Specifically, Plantronics plans to close AEG’s manufacturing facility in Dongguan, China; shut down a related Hong Kong research and development, sales and procurement office; and consolidate procurement, research and development activities for AEG in a new Shenzhen, China site. The selling, general and administrative functions of AEG will also be consolidated with those of Plantronics Audio Communication Group through-out the Asia-Pacific region. These steps are part of a strategic initiative designed to reduce fixed costs by outsourcing AEG manufacturing to the network of qualified contract manufacturers it already has in place.
These actions will eventually result in the elimination of all manufacturing operations positions in Dongguan, China and certain related support functions. The plan will proceed in phases and is expected to be complete by March 2008. As a result, we currently expect cost savings of approximately $3 million in FY09 and $4 million in FY10.
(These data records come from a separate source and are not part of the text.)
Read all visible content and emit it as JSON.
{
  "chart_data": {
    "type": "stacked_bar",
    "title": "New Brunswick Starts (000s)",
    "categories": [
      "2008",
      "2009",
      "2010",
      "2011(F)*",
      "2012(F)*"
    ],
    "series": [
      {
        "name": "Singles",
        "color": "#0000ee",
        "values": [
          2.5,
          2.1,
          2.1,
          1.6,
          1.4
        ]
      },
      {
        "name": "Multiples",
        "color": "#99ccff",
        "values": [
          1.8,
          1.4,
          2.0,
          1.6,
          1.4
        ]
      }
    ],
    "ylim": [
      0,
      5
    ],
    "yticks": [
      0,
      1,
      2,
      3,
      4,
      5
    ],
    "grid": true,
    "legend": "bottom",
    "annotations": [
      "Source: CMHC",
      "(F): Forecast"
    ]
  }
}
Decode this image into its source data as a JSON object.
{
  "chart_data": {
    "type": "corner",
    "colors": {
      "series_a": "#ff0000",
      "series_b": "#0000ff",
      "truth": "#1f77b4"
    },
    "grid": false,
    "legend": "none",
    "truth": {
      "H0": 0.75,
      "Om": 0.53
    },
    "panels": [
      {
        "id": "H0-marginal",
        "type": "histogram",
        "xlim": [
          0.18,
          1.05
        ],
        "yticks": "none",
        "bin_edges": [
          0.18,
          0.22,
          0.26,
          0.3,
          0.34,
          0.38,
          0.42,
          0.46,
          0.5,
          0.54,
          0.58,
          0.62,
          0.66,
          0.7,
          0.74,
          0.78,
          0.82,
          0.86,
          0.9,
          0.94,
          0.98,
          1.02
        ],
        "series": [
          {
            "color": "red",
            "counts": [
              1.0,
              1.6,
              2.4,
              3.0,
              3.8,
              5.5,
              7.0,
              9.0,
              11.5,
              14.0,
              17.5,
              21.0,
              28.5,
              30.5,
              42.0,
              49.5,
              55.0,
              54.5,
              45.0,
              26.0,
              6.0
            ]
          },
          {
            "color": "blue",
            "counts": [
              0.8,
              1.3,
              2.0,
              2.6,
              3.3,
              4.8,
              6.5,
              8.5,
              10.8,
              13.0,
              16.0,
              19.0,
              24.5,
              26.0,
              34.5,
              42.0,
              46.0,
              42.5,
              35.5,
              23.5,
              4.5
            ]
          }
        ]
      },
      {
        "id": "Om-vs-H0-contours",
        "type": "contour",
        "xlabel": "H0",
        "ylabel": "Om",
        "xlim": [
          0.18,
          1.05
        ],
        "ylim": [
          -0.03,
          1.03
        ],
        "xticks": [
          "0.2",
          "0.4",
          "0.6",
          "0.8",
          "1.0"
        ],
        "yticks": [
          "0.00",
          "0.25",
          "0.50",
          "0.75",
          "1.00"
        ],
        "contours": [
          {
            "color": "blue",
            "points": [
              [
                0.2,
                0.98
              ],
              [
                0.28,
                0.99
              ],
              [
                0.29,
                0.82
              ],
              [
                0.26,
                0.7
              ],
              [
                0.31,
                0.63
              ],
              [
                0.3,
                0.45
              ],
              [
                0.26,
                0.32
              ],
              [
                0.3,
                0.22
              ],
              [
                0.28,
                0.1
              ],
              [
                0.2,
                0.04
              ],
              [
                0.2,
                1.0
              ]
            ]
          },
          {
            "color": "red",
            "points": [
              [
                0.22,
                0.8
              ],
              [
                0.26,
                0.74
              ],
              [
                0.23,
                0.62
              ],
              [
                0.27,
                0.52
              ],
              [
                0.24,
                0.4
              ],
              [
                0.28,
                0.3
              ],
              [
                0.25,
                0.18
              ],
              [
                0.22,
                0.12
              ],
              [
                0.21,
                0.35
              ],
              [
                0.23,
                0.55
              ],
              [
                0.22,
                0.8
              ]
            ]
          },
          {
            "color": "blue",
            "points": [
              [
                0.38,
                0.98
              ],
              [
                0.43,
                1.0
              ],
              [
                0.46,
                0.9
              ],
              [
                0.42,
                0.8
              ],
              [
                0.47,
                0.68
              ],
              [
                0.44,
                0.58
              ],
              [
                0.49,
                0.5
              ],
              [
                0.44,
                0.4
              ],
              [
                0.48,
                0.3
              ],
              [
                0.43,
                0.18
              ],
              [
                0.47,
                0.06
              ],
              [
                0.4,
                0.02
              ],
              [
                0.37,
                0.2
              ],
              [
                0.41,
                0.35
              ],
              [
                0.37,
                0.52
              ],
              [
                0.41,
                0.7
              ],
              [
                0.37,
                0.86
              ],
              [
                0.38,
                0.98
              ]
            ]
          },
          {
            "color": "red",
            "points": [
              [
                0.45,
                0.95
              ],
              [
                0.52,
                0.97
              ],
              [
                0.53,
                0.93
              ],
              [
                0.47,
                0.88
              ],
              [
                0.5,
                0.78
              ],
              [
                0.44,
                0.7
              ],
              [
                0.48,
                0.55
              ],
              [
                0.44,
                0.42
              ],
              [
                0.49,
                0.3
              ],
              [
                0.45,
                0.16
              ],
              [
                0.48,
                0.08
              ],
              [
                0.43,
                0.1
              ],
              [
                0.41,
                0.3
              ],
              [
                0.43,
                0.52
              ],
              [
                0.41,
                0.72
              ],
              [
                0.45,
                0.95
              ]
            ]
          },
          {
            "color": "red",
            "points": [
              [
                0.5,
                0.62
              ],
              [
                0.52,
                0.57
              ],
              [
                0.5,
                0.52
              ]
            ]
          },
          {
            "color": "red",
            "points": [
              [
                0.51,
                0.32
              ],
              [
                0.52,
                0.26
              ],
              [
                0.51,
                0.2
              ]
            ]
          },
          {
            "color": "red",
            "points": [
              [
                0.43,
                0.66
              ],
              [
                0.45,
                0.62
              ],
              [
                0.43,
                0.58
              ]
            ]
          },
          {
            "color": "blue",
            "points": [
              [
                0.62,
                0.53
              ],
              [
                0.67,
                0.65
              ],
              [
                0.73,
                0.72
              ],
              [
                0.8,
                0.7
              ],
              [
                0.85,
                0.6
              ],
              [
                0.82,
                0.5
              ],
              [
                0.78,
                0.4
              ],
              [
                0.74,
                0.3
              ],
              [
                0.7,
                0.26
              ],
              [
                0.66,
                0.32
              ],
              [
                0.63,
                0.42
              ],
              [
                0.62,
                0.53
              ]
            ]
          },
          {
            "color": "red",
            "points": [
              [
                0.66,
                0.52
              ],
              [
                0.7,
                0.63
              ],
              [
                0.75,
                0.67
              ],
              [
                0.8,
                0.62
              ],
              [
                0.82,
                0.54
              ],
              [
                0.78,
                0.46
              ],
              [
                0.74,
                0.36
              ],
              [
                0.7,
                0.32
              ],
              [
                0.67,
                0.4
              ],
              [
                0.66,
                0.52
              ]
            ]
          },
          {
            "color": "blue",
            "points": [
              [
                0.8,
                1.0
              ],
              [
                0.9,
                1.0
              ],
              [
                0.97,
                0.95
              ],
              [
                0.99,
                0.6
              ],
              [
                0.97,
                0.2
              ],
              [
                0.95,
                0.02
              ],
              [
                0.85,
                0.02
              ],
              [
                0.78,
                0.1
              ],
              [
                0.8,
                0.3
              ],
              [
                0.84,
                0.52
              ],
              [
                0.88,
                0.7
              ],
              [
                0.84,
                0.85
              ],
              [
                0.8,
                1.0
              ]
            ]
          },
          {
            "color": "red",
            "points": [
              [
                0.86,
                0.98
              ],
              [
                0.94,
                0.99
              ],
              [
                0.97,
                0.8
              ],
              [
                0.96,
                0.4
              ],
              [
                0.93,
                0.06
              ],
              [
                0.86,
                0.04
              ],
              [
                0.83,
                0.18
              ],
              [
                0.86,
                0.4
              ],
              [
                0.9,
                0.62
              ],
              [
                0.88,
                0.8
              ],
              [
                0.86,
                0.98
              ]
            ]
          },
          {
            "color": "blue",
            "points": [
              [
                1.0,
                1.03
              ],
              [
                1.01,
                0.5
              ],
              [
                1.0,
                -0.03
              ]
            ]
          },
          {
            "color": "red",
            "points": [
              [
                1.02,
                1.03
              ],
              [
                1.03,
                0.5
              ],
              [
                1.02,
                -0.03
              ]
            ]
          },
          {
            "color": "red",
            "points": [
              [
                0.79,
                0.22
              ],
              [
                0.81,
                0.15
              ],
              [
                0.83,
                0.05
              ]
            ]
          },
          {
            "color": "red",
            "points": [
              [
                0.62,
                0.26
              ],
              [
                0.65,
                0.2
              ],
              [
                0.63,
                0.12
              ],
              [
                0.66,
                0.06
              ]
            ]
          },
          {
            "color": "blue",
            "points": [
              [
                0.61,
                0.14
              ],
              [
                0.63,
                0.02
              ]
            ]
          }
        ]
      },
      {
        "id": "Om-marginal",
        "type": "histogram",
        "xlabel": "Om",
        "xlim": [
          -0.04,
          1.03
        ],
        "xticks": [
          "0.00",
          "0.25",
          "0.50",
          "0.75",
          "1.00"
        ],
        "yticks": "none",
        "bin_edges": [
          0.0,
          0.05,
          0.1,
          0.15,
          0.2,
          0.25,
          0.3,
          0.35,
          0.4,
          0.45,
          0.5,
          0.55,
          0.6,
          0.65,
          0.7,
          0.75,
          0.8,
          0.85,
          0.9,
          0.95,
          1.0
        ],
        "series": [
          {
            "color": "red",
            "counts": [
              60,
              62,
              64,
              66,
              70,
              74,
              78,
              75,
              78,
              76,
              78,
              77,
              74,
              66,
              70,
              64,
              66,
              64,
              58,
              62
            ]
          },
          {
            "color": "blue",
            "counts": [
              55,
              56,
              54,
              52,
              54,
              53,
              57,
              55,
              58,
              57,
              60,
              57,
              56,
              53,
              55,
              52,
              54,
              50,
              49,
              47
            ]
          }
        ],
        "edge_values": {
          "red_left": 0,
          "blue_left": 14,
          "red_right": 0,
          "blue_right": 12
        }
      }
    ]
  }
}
We currently estimate that we will incur total costs and charges of approximately $4 to $4.5 million in connection with this consolidation plan. Of this total, we currently estimate that approximately $3.7 million, or $0.07 per share, will be incurred over the balance of the current fiscal year which ends in March 2008. For the quarter ending December 31, 2007, we currently estimate that we will incur approximately $2.8 million. No tax benefit is currently expected to be associated with these charges and they are expected to reduce GAAP EPS by $0.06 per share in the third quarter in comparison to the previously provided guidance in our press release dated October 23, 2007.
The preliminary estimates of the total costs and charges of $4 to $4.5 million in connection with this consolidation plan consist of approximately $2.2 million in non-cash charges for accelerated depreciation and fixed asset write-offs, and the balance in cash charges for severance and other non-recurring costs associated with the plan.
We believe we will recover the costs associated with this plan through reduced future expenses within two calendar years, and that the net present value of the cash flows associated with the plan is positive in comparison to the alternative of continuing with the current cost structure.